The rapid assessment of the requirement of a massive blood transfusion for bleeding trauma patients is crucial, but remains a challenge [40]. Despite significant advances in the research fields of thrombosis and hemostasis, there is no test that can predict and identify clinically relevant coagulopathy [8]. The European guideline on the management of major bleeding and coagulopathy following trauma recommends that routine practice include the early and repeated monitoring of hemostasis, using combined traditional laboratory determination [PT, platelet counts, and fibrinogen level] and/or a point-of-care PT international normalized ratio and/or a viscoelastic method [41]. The PT and APTT are single-point indicators of clot potential, with clot formation occurring when only approximately 5% of all physiologically relevant thrombin is formed [42]. These tests provide little information on whole blood clot kinetics, elongation and retraction, or platelet–fibrin contributions [30]. Recently, viscoelastic point-of-care tests have been increasingly used for the diagnosis and management of trauma-associated bleeding [8]. These tests have the advantage of obtaining results rapidly; however, they may not be sensitive enough to detect fibrinolysis abnormalities associated with severe trauma [3]. In this study, we found that α2-PI levels on admission can be used to estimate needs for subsequent blood transfusion. Low α2-PI may contribute to massive plasmin generation, severe bleeding, and the need for transfusion [43]. Further studies are needed to clarify the mechanism of trauma-associated bleeding and to identify patients at risk of significant hemorrhage at an early stage.

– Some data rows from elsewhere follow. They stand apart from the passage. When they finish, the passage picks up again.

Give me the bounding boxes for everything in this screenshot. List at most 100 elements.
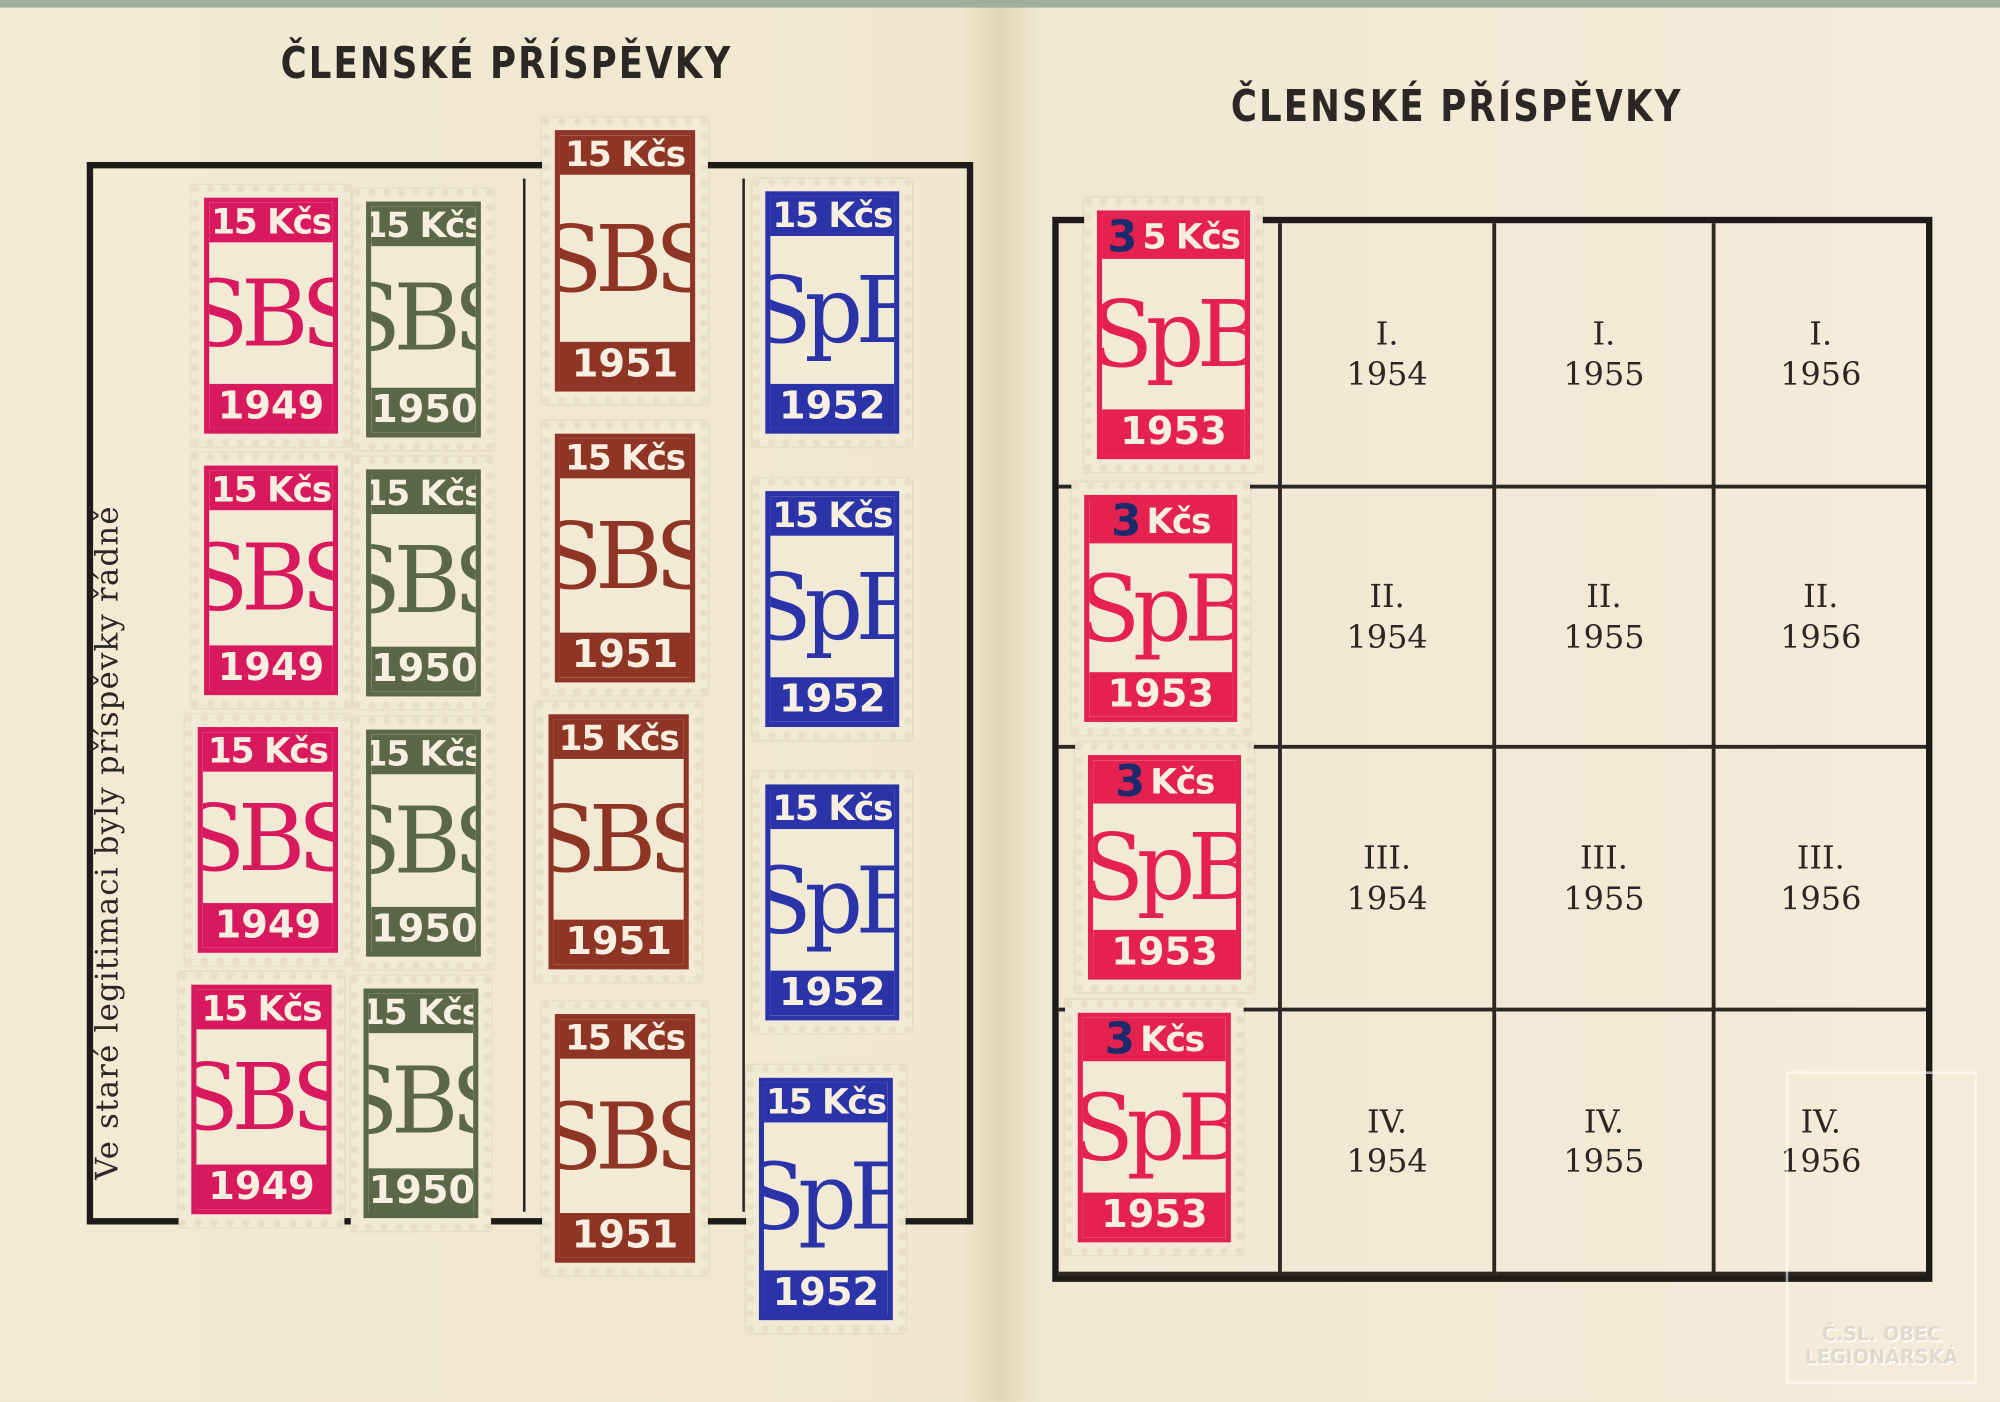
stamp-monogram: SpB <box>1088 813 1242 921</box>
stamp-value: 15 Kčs <box>366 734 481 775</box>
stamp-value: 15 Kčs <box>765 1082 887 1123</box>
quarter-year: 1954 <box>1346 617 1428 655</box>
stamp-year: 1952 <box>770 383 895 429</box>
stamp-year: 1950 <box>368 1168 476 1214</box>
membership-stamp: 3 Kčs SpB 1953 <box>1075 742 1254 993</box>
quarter-cell: I. 1954 <box>1281 223 1497 489</box>
column-divider <box>742 178 745 1212</box>
stamp-header: 15 Kčs <box>209 202 333 243</box>
left-page-side-text: Ve staré legitimaci byly příspěvky řádně <box>89 505 125 1180</box>
stamp-value: 15 Kčs <box>772 196 893 236</box>
stamp-year: 1952 <box>770 677 895 722</box>
watermark-line1: Č.SL. OBEC <box>1821 1322 1941 1346</box>
stamp-monogram: SpB <box>1084 554 1238 662</box>
membership-stamp: 15 Kčs SBS 1951 <box>542 1001 708 1276</box>
stamp-year: 1951 <box>559 632 691 678</box>
membership-stamp: 15 Kčs SpB 1952 <box>752 771 912 1034</box>
quarter-cell: II. 1955 <box>1496 488 1716 749</box>
legion-emblem-watermark: Č.SL. OBEC LEGIONÁRSKÁ <box>1785 1071 1978 1384</box>
watermark-line2: LEGIONÁRSKÁ <box>1804 1345 1959 1369</box>
stamp-overprint: 3 <box>1114 756 1146 808</box>
quarter-year: 1955 <box>1563 355 1645 393</box>
quarter-cell: I. 1955 <box>1496 223 1716 489</box>
quarter-label: IV. <box>1583 1102 1625 1140</box>
quarter-label: III. <box>1363 839 1412 877</box>
quarter-year: 1956 <box>1780 1142 1862 1180</box>
stamp-value: 15 Kčs <box>366 206 481 247</box>
stamp-year: 1951 <box>559 341 691 387</box>
quarter-label: IV. <box>1366 1102 1408 1140</box>
quarter-cell: IV. 1954 <box>1281 1011 1497 1276</box>
quarter-label: II. <box>1803 578 1839 616</box>
stamp-value: 15 Kčs <box>558 719 680 759</box>
quarter-cell: IV. 1956 <box>1715 1011 1927 1276</box>
quarter-year: 1956 <box>1780 355 1862 393</box>
membership-stamp: 15 Kčs SBS 1950 <box>353 188 494 451</box>
stamp-year: 1950 <box>371 906 478 952</box>
stamp-year: 1949 <box>196 1164 327 1210</box>
stamp-header: 3 Kčs <box>1093 756 1236 808</box>
stamp-monogram: SBS <box>209 259 333 367</box>
quarter-year: 1954 <box>1346 355 1428 393</box>
stamp-value: 15 Kčs <box>366 474 481 515</box>
left-page-title: ČLENSKÉ PŘÍSPĚVKY <box>280 38 733 90</box>
stamp-header: 15 Kčs <box>770 496 895 536</box>
stamp-header: 3 Kčs <box>1089 500 1233 544</box>
stamp-header: 15 Kčs <box>368 993 473 1034</box>
quarter-year: 1955 <box>1563 879 1645 917</box>
quarter-year: 1954 <box>1346 879 1428 917</box>
stamp-value: Kčs <box>1140 1019 1205 1060</box>
stamp-overprint: 3 <box>1104 1014 1135 1066</box>
membership-stamp: 15 Kčs SBS 1949 <box>184 714 351 966</box>
stamp-header: 15 Kčs <box>371 206 476 247</box>
stamp-year: 1949 <box>202 903 333 948</box>
stamp-value: 15 Kčs <box>565 1019 686 1059</box>
stamp-overprint: 3 <box>1107 211 1138 263</box>
stamp-monogram: SpB <box>1096 280 1250 388</box>
quarter-label: II. <box>1369 578 1405 616</box>
stamp-year: 1953 <box>1093 929 1236 975</box>
membership-stamp: 15 Kčs SpB 1952 <box>746 1065 906 1333</box>
quarter-label: IV. <box>1800 1102 1841 1140</box>
quarter-cell: I. 1956 <box>1715 223 1927 489</box>
stamp-monogram: SBS <box>560 501 690 610</box>
quarter-label: I. <box>1809 315 1833 353</box>
quarter-label: I. <box>1375 315 1399 353</box>
quarter-label: III. <box>1796 839 1845 877</box>
column-divider <box>522 178 526 1212</box>
stamp-monogram: SBS <box>203 783 333 891</box>
membership-stamp: 15 Kčs SBS 1951 <box>542 117 708 405</box>
stamp-year: 1951 <box>559 1213 691 1258</box>
membership-stamp: 3 Kčs SpB 1953 <box>1071 482 1250 735</box>
stamp-monogram: SpB <box>770 256 894 364</box>
stamp-value: 15 Kčs <box>201 989 323 1030</box>
stamp-year: 1952 <box>764 1270 888 1316</box>
stamp-header: 15 Kčs <box>764 1082 888 1123</box>
stamp-monogram: SpB <box>770 846 894 954</box>
membership-stamp: 15 Kčs SBS 1951 <box>535 701 702 983</box>
quarter-year: 1955 <box>1563 1142 1645 1180</box>
stamp-year: 1953 <box>1082 1192 1226 1238</box>
stamp-year: 1950 <box>371 387 478 433</box>
stamp-value: 15 Kčs <box>565 438 686 479</box>
stamp-header: 15 Kčs <box>202 732 333 772</box>
membership-stamp: 15 Kčs SBS 1950 <box>350 975 492 1231</box>
stamp-value: 15 Kčs <box>772 789 893 830</box>
stamp-value: Kčs <box>1146 501 1211 542</box>
stamp-header: 15 Kčs <box>553 719 684 759</box>
stamp-value: 5 Kčs <box>1142 217 1241 258</box>
quarter-label: III. <box>1579 839 1628 877</box>
stamp-year: 1952 <box>770 970 895 1016</box>
stamp-monogram: SBS <box>554 785 684 893</box>
stamp-header: 15 Kčs <box>209 470 333 511</box>
membership-stamp: 3 Kčs SpB 1953 <box>1065 999 1244 1256</box>
stamp-year: 1951 <box>553 919 684 965</box>
stamp-monogram: SBS <box>371 263 476 371</box>
stamp-value: 15 Kčs <box>363 993 479 1034</box>
quarter-label: I. <box>1592 315 1616 353</box>
stamp-value: 15 Kčs <box>772 496 893 536</box>
stamp-year: 1953 <box>1102 409 1245 455</box>
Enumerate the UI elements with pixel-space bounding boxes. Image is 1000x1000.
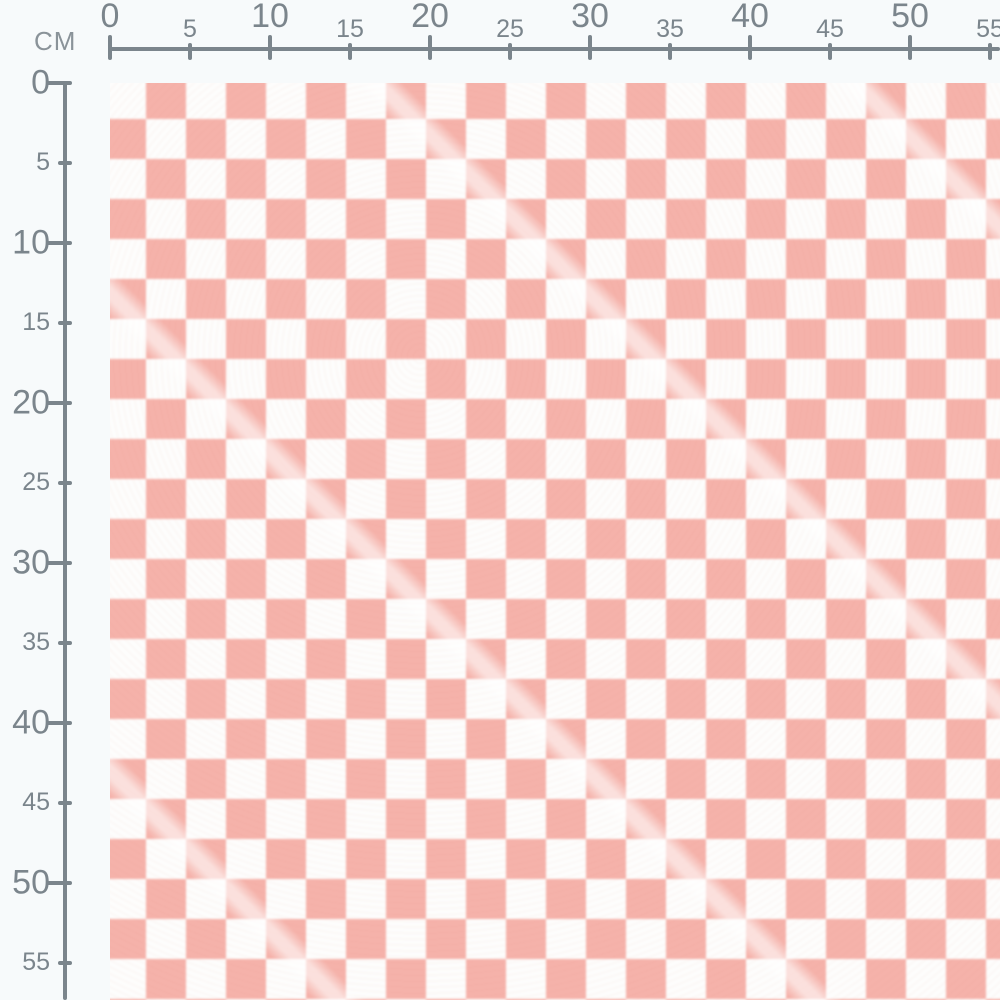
ruler-tick-v-25: [58, 481, 72, 485]
ruler-tick-h-15: [348, 43, 352, 60]
ruler-label-v-55: 55: [22, 948, 50, 976]
checkerboard-pattern: [110, 83, 1000, 1000]
horizontal-ruler-line: [108, 47, 1000, 51]
ruler-tick-h-0: [108, 35, 112, 60]
ruler-label-v-10: 10: [12, 223, 50, 262]
ruler-label-h-35: 35: [656, 15, 684, 43]
ruler-label-h-40: 40: [731, 0, 769, 35]
ruler-label-h-30: 30: [571, 0, 609, 35]
ruler-tick-v-20: [47, 401, 72, 405]
ruler-label-v-35: 35: [22, 628, 50, 656]
ruler-tick-h-35: [668, 43, 672, 60]
ruler-label-h-10: 10: [251, 0, 289, 35]
ruler-label-h-0: 0: [100, 0, 120, 35]
ruler-tick-h-5: [188, 43, 192, 60]
ruler-label-v-50: 50: [12, 863, 50, 902]
ruler-label-v-30: 30: [12, 543, 50, 582]
ruler-tick-h-40: [748, 35, 752, 60]
ruler-tick-v-0: [47, 81, 72, 85]
pattern-swatch: [110, 83, 1000, 1000]
ruler-label-v-20: 20: [12, 383, 50, 422]
ruler-tick-h-30: [588, 35, 592, 60]
ruler-tick-v-50: [47, 881, 72, 885]
ruler-tick-h-10: [268, 35, 272, 60]
ruler-label-h-45: 45: [816, 15, 844, 43]
ruler-tick-h-20: [428, 35, 432, 60]
vertical-ruler-line: [63, 81, 67, 1000]
ruler-label-h-55: 55: [976, 15, 1000, 43]
ruler-label-h-50: 50: [891, 0, 929, 35]
ruler-label-v-25: 25: [22, 468, 50, 496]
ruler-label-h-20: 20: [411, 0, 449, 35]
ruler-tick-h-50: [908, 35, 912, 60]
ruler-tick-h-25: [508, 43, 512, 60]
ruler-tick-v-45: [58, 801, 72, 805]
ruler-tick-v-35: [58, 641, 72, 645]
ruler-label-v-45: 45: [22, 788, 50, 816]
ruler-tick-v-30: [47, 561, 72, 565]
ruler-tick-h-45: [828, 43, 832, 60]
ruler-tick-h-55: [988, 43, 992, 60]
ruler-tick-v-10: [47, 241, 72, 245]
ruler-tick-v-40: [47, 721, 72, 725]
ruler-label-h-25: 25: [496, 15, 524, 43]
ruler-label-h-5: 5: [183, 15, 197, 43]
ruler-label-v-15: 15: [22, 308, 50, 336]
ruler-label-v-0: 0: [31, 63, 50, 102]
ruler-label-v-40: 40: [12, 703, 50, 742]
ruler-tick-v-15: [58, 321, 72, 325]
ruler-tick-v-5: [58, 161, 72, 165]
ruler-tick-v-55: [58, 961, 72, 965]
ruler-unit-label: CM: [34, 26, 77, 56]
ruler-label-h-15: 15: [336, 15, 364, 43]
ruler-label-v-5: 5: [36, 148, 50, 176]
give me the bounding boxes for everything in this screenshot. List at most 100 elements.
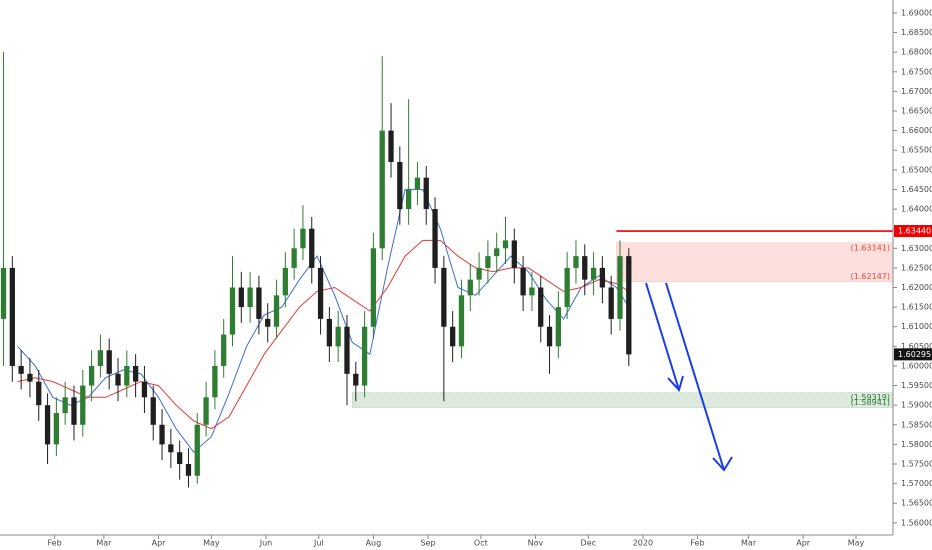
candle-body [555,307,561,347]
y-tick-label: 1.66500 [901,107,932,116]
candle-body [590,267,597,280]
candle-body [511,240,517,268]
x-tick-label: May [848,539,865,548]
y-tick-label: 1.65000 [901,165,932,174]
candle-body [370,248,377,327]
candle-body [626,256,632,355]
x-tick-label: Mar [96,539,112,548]
candle-body [494,248,500,257]
candle-body [335,326,341,347]
x-tick-label: Feb [690,539,704,548]
candle-body [599,267,606,288]
y-tick-label: 1.58500 [901,420,932,429]
moving-averages [17,188,630,453]
zone-bottom-label: (1.58941) [851,398,890,407]
candle-body [432,209,438,268]
candle-body [546,326,553,347]
candle-body [361,326,368,386]
candle-body [247,287,253,308]
candle-body [388,130,394,162]
axis-labels: 1.56000 1.56500 1.57000 1.57500 1.58000 1.585… [48,8,932,548]
candle-body [564,267,570,308]
candle-body [132,365,139,382]
zone [351,392,894,408]
candle-body [159,424,165,445]
y-tick-label: 1.56500 [901,499,932,508]
candle-body [221,334,227,366]
candle-body [353,373,359,386]
candles [0,52,632,488]
candle-body [150,397,156,425]
moving-average [17,188,630,453]
candle-body [573,256,579,268]
y-tick-label: 1.68000 [901,48,932,57]
candle-body [141,381,148,398]
y-tick-label: 1.57000 [901,479,932,488]
level-label-box [894,225,932,238]
zone [616,242,894,283]
y-tick-label: 1.56000 [901,518,932,527]
y-tick-label: 1.61000 [901,322,932,331]
candle-body [282,267,288,296]
axes [0,0,897,539]
candle-body [485,256,491,268]
candle-body [467,279,473,296]
candle-body [582,256,588,280]
y-tick-label: 1.59000 [901,401,932,410]
candle-body [115,373,121,386]
candle-body [529,287,535,296]
x-tick-label: Dec [581,539,596,548]
y-tick-label: 1.66000 [901,126,932,135]
candle-body [168,444,174,453]
y-tick-label: 1.64500 [901,185,932,194]
candle-body [212,365,218,398]
candle-body [80,385,86,425]
candle-body [414,177,421,190]
candle-body [88,365,95,386]
candle-body [273,295,280,327]
x-tick-label: Oct [474,539,488,548]
level-label: 1.63440 [898,227,931,236]
candle-body [608,287,614,319]
candle-body [520,267,526,296]
arrow-line [665,282,725,471]
candle-body [9,267,15,366]
candle-body [106,350,112,374]
candle-body [538,287,544,327]
y-tick-label: 1.57500 [901,460,932,469]
candle-body [265,318,271,327]
candle-body [502,240,509,249]
zone-top-label: (1.63141) [851,243,890,252]
candle-body [476,267,482,280]
candle-body [71,397,77,425]
candle-body [0,267,7,319]
arrow-head [712,456,733,472]
candle-body [27,373,33,382]
candle-body [379,130,385,249]
x-tick-label: Feb [48,539,62,548]
x-tick-label: Jul [313,539,324,548]
candle-body [256,287,262,319]
last-price-box [894,348,932,361]
x-tick-label: Apr [796,539,811,548]
x-tick-label: Apr [152,539,167,548]
y-tick-label: 1.61500 [901,303,932,312]
candle-body [423,177,429,210]
y-tick-label: 1.63000 [901,244,932,253]
candle-body [238,287,244,308]
y-tick-label: 1.68500 [901,28,932,37]
y-tick-label: 1.64000 [901,205,932,214]
y-tick-label: 1.59500 [901,381,932,390]
candle-body [177,452,183,465]
x-tick-label: 2020 [633,539,653,548]
forecast-arrows [645,282,733,472]
arrow-head [667,375,684,392]
candle-body [344,326,350,374]
candle-body [309,228,315,268]
candle-body [18,365,24,374]
x-tick-label: Nov [528,539,544,548]
candle-body [229,287,236,335]
y-tick-label: 1.58000 [901,440,932,449]
candle-body [617,256,623,319]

This study had several limitations. First, this was an observational study conducted at a single center with a relatively small study population. Larger validation studies are needed to confirm our results. Second, the effects of TXA, fluid resuscitation, and other treatments were not investigated in this study. These factors may influence coagulation/fibrinolysis marker levels and transfusion.

Conclusion

The elevation of DAMP levels and fibrinolysis perturbation were associated with fatal outcomes in patients with a traumatic injury. Patients with low α2-PI levels on admission tended to require blood transfusion.